FactorSmith: Agentic Simulation Generation via Markov Decision Process Decomposition with Planner-Designer-Critic Refinement

FactorSmith is a novel framework that generates executable game simulations from natural language by combining factored POMDP decomposition to manage context complexity with a hierarchical planner-designer-critic agentic workflow for iterative code refinement, resulting in improved prompt alignment, reduced errors, and higher code quality.

Ali Shamsaddinlou, Morteza NourelahiAlamdari

Published 2026-03-24
📖 4 min read☕ Coffee break read

Imagine you want to build a complex video game just by describing it in plain English. You say, "Make a game where a bird flies through pipes, avoiding obstacles."

In the past, asking a super-smart AI (a Large Language Model or LLM) to do this was like asking a single, brilliant architect to design, build, and inspect an entire skyscraper in one breath. The AI would get overwhelmed, forget details, invent fake blueprints that don't exist, or accidentally knock down a wall it wasn't supposed to touch.

FactorSmith is a new framework that solves this by changing how the AI works. It combines two powerful ideas: breaking the job into tiny pieces and using a team of specialized workers to check the work.

Here is how it works, using a simple analogy:

1. The Problem: The Overwhelmed Architect

If you ask a single AI to write the code for a whole game at once, it gets confused. It's like trying to read a 1,000-page instruction manual while trying to write a new chapter. It starts hallucinating (making things up) or missing crucial steps.

2. The Solution: The "Factory Line" Approach

FactorSmith treats game creation like a high-tech assembly line with two main strategies:

Strategy A: The "Focus Lens" (Factored Decomposition)

Instead of showing the AI the entire game code at once, FactorSmith breaks the game down into tiny, manageable modules.

  • The Analogy: Imagine you are building a house. Instead of handing the carpenter the blueprints for the roof, the plumbing, the electrical wiring, and the landscaping all at once, you give them only the blueprint for the kitchen cabinets.
  • How it works: The system looks at the game and says, "Okay, for this specific step, we only need to worry about the 'gravity' variable and the 'ball' object." It hides everything else. This keeps the AI's "attention span" focused on exactly what it needs to do right now, preventing confusion.

Strategy B: The "Three-Person Review Team" (Planner-Designer-Critic)

Once the AI is focused on a tiny piece (like the kitchen cabinets), it doesn't just write the code and move on. It uses a team of three virtual agents to refine the work:

  1. The Designer (The Builder): This agent writes the code for the specific piece.
  2. The Critic (The Inspector): This agent looks at the code and gives it a score. It doesn't just say "good" or "bad"; it gives a structured report: "The logic is 8/10, but you forgot to handle the case where the ball hits the wall at a weird angle. That's a 4/10."
  3. The Planner (The Manager): This agent listens to the Critic.
    • If the score is high enough, the Manager says, "Great, let's move to the next room."
    • If the score is low, the Manager says, "Go back, Designer. Fix the wall angle issue."
    • The Safety Net: If the Designer tries to fix it but makes it worse, the Manager has a "Time Machine" (Checkpoint Rollback). It instantly reverts the code to the last good version, ensuring the project never gets worse than it started.

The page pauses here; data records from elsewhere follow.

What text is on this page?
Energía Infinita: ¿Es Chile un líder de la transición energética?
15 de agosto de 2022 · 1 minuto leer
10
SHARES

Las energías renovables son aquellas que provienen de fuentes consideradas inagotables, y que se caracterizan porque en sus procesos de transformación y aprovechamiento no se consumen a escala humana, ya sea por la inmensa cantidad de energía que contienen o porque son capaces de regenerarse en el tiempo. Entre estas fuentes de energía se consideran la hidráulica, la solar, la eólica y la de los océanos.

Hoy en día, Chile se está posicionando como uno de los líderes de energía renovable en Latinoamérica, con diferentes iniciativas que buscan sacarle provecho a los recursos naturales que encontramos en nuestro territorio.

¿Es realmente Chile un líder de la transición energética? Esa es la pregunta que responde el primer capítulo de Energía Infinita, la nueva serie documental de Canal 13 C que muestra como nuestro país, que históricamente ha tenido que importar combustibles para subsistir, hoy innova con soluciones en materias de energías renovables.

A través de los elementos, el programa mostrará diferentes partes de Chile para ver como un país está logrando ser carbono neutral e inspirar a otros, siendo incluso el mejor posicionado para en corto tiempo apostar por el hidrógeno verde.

3. Why This is a Game Changer

The paper tested FactorSmith on making 8 different 2D games (like Flappy Bird and Snake).

  • Old Way (Single Shot): The AI tries to do it all at once. It often crashes or creates broken games.
  • Old Way (Just Breaking it down): FactorSim (the previous method) broke the game into pieces but didn't have the "Inspector" team. If the AI made a mistake in a small piece, it stayed there.
  • FactorSmith (The New Way): It breaks the game down and uses the Inspector team to fix mistakes before moving on.

The Result:

  • Fewer Crashes: The games actually run without breaking.
  • Better Alignment: The game looks exactly like what you asked for.
  • Smarter Code: It handles tricky situations (like a ball hitting a wall at a weird angle) much better.

The Bottom Line

FactorSmith is like upgrading from a solo artist trying to paint a masterpiece in one sitting, to a specialized construction crew.

  1. They break the house into rooms (Context Reduction).
  2. They build one room at a time.
  3. They have a strict inspector and a manager who ensure every room is perfect before they even think about the next one.

This allows us to generate complex, playable video games from simple text descriptions with a level of reliability we haven't seen before.